Khushwant Singh is full of life. He believes in enjoying life to the fullest. He is not materialistic. He is a serious man but his casualness portrays his personas not so serious. He is not a bore and people of all ages feel at home with him. A frank discussion about sex is not a taboo to him. It is his openness, which unfairly sticks a label of 'dirty old man' to him. In real life Khushwant Singh is a thorough gentleman. Sex, Scotch and Scholarship another book by him is fun to read. When asked about his drinking habit, he admits, I started drinking at the age of 25. I have never been drunk even once in the last 60 years of drinking." His favourite is Premium Scotch but readily admits; I don't care for champagne, To me it tastes like alcoholic lemonade".

When his book "In the Company of Women" was launched, the occasion was attended by all who happened to be anybody including Pakistani High Commissioner Ashraf Jehangir Qazi. High Commissioner had brought along his daughter who wanted to meet him. Khushwant Singh, an unorthodox man in his behaviour and manner, planted an innocent peck on Miss Qazi's cheek upon greeting her. This was to cause an agitation in Pakistan. Ever vigilant, the mullahs in Pakistan revolted at the site of a kafir kissing a pure blooded Muslim girl good enough to be his great grand daughter. High Commissioner, to his discomfiture, was asked to submit an explanation to the Pakistani government. To a critic who ponders if he is anti-Hindu and admires Muslims, he replies, "I am emphatically not anti-Hindu. I rise to the defence of Muslims because they are far too often discriminated against and I feel we should befriend them. I have no particular admiration for them, only a lot of good will".

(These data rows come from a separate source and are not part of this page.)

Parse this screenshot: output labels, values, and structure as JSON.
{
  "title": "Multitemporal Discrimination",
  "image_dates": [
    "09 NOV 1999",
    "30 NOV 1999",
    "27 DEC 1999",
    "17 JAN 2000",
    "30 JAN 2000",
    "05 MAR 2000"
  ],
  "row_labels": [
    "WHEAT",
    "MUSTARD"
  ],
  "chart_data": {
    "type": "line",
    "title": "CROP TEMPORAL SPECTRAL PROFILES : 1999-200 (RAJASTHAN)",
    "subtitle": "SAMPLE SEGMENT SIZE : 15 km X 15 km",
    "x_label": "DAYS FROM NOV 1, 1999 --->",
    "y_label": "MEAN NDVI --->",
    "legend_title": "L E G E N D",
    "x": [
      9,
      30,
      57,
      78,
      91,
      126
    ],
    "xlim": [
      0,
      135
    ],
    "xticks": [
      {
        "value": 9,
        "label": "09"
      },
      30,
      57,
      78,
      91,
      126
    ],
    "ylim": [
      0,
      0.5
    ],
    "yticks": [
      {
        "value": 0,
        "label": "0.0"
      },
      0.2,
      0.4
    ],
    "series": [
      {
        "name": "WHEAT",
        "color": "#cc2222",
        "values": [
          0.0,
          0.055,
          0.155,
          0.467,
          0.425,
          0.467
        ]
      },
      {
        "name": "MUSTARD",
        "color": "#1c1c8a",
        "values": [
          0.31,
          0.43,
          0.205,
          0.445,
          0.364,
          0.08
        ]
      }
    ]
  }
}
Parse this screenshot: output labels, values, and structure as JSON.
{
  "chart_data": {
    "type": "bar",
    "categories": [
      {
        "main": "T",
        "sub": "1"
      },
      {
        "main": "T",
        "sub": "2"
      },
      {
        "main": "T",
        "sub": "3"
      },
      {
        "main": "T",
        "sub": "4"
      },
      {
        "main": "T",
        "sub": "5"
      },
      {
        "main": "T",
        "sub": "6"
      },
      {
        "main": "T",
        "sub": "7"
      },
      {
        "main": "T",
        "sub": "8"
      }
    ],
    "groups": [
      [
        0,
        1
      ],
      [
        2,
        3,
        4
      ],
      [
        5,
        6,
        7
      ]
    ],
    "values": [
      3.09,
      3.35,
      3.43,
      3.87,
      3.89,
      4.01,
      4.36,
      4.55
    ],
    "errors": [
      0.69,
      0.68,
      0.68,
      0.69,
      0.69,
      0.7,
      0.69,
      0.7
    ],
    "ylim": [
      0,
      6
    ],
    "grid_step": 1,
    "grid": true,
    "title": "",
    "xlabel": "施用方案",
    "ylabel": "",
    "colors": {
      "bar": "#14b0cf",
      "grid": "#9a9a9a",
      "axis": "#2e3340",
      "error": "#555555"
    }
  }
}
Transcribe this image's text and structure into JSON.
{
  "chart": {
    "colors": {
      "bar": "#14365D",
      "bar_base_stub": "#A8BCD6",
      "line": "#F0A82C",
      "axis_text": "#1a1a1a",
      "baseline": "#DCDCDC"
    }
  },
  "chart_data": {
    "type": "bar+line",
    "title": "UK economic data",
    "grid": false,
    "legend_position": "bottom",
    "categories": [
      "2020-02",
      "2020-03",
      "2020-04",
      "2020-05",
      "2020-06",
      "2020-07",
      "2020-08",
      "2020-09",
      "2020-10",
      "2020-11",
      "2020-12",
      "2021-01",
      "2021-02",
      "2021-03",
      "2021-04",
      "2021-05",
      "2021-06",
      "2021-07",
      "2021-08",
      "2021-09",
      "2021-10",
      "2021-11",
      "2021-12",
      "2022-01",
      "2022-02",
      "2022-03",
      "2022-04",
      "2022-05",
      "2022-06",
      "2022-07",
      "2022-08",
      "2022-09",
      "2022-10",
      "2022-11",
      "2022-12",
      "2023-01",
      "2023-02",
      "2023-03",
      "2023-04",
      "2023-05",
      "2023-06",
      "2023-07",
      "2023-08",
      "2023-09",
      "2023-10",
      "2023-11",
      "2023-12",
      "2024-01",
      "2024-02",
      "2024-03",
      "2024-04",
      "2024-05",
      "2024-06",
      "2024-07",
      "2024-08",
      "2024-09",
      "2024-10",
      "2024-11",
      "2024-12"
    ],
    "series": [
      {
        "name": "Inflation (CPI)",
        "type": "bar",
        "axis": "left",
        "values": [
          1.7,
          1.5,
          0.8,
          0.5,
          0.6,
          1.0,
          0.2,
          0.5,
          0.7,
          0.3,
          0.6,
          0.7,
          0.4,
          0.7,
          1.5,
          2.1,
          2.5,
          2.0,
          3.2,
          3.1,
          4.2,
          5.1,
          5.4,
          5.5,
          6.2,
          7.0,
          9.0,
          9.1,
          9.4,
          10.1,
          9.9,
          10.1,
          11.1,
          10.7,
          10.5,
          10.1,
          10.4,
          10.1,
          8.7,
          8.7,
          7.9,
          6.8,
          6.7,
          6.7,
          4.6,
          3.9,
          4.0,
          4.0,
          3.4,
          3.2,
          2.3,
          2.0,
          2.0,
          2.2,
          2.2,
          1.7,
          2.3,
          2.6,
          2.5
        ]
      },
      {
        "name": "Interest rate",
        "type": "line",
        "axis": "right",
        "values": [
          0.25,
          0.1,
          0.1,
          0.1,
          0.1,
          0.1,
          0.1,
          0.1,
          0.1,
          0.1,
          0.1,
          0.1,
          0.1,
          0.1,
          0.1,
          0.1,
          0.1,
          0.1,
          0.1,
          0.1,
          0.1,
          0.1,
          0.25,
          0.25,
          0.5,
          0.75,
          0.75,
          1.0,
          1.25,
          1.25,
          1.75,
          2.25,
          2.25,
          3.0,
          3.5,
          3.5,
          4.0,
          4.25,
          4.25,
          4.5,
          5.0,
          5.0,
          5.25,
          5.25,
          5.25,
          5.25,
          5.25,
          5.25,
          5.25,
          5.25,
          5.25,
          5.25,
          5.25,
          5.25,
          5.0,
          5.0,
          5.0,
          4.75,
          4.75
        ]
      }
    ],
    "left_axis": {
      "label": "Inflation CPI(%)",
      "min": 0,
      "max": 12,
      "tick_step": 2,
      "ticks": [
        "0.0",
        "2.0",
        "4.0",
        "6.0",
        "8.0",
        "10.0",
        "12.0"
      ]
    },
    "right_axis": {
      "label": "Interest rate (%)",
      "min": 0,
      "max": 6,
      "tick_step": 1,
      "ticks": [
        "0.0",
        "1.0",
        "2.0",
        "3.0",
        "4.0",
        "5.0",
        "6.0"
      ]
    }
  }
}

Khushwant Singh is a man larger than life. Befitting his accomplishment, he was honoured by Guru Nanak Dev University, Amritsar viz. Doctorate of Literature. The entire senate rose to deafening applause when the vice-chancellor introduced Sardar Khushwant Singh to the faculty. Khushwant Singh has been a lawyer, diplomat, critic, journalist, novelist, historian, humorist, naturalist and a politician all rolled into one.